Friction is building in the American shaving market. Procter & Gamble just released a new razor dubbed the ProGlide FlexBall to much fanfare.
In the wake of the big launch party, we thought we would check in with Dollar Shave Club, the startup that built a business trying to undercut the consumer-goods giants behind Gillette and Schick.
Turns out, Dollar Shave, essentially launched via a YouTube video a little over two years ago, is no joke these days. The company has 45 full-time employees and expects to post $60 million in revenue this year, which would be triple its 2013 haul.
This week, Dollar Shave is adding moisturizer to its subscription service, which already includes razors, blades, wet wipes, and “shave butter,” a kind of high-end substitute for foaming cream. Founder/CEO/pitchman Michael Dubin says the company will offer 12 more products in the next nine months, and at least one more irreverent video akin to its inaugural offering and its June pitch for “One Wipe Charlies.” The goal, in Dubin’s words, is to “own the bathroom.”
The strategy is working, albeit slowly. Four out of 10 Dollar Shave customers now get regular shipments of something other than razors.
That said, Gillette is still very much in business. In fact, Dollar Shave’s business model faces challenges on all fronts. P&G’s new FlexBall contraption, which looks like a Dyson vacuum cleaner, probably won’t be very easy or cheap to replicate. It is also getting a strong push from $200 million in marketing.
Amazon.com, meanwhile, is encouraging customers to schedule regular shipments of household products—horning in on Dollar Shave’s service proposition.
And a rash of e-commerce competitors are now in the fray, most notably Harry’s, which was developed by Warby Parker co-founder Jeff Raider, and 800Razors. Both of those companies make a much bigger deal about the quality of their razors than Dollar Shave does.

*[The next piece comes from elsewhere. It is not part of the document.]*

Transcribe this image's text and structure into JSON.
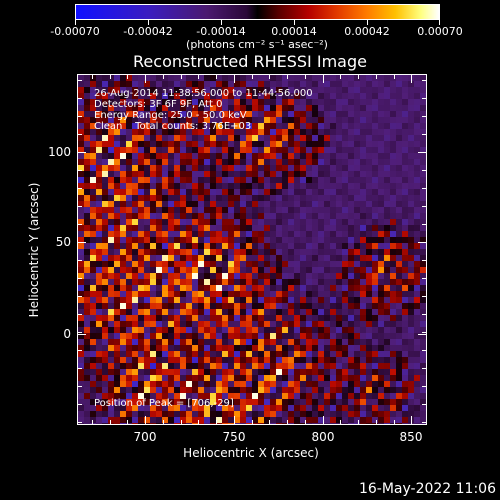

“You’ve got some people who are going to be die-hard Gillette fans … but there’s only so much money people are willing to spend to shave,” 800Razors co-founder Phil Masiello says.
Meanwhile, Dorco, the Korean company that supplies razor startups, is making its own bid for U.S. customers.

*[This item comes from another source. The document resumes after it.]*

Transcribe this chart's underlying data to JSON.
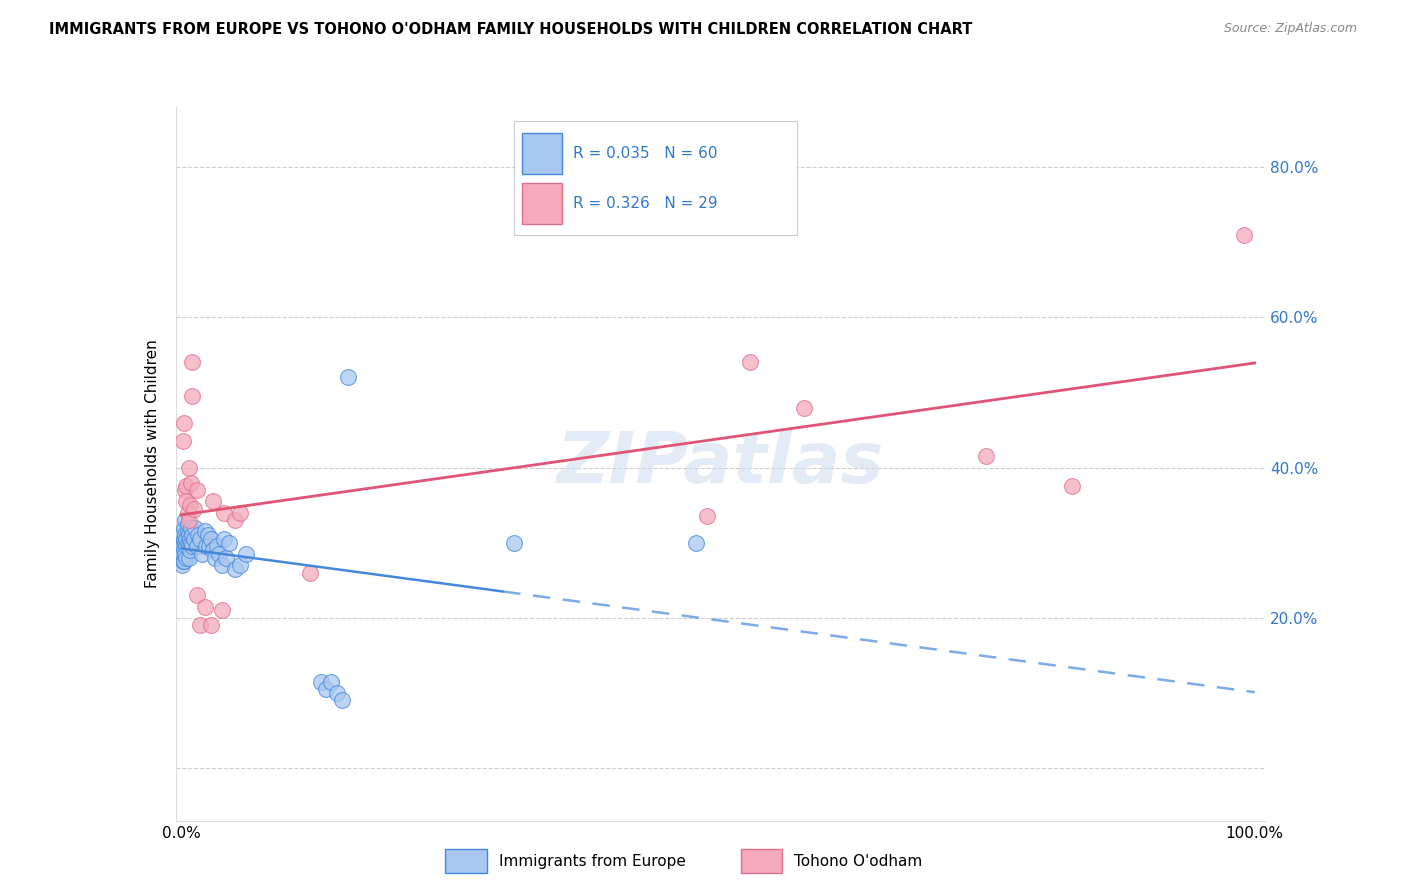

Dubin, however, is pretty sanguine about the market. None of Dollar Shave’s competitors, he says, offers the same package of service, savings, and savvy corporate communications. It’s the communications—the marketing—that really sets the brand apart.
“We’re very quick, we’re very affordable, and we’re very fun; that’s the part Amazon misses,” he says. “We know how to talk to our members.”
The company’s Twitter feed is full of stuff like this:
In an effort to sell wet wipes and raise money for cancer research, Dubin recently live-streamed his colonoscopy.
Thanks to, ahem, that strange brand of low-budget marketing and the ensuing word of mouth, the company now has 600,000 people in the club buying more than 24 million razors a year. Though it markets pretty much exclusively to men, almost 20 percent of its customers are women. Dollar Shave doesn’t disclose profit details, though Dubin says the company could eventually capture “well above 20 percent” of the men’s grooming market.
Its strongest selling point, however, is still its original stance as the anti-Gillette—the foil to expensive “shave tech.”
“We’re very good at emotionally connecting with our customers,” Dubin says. “People really feel like we built this business for them.”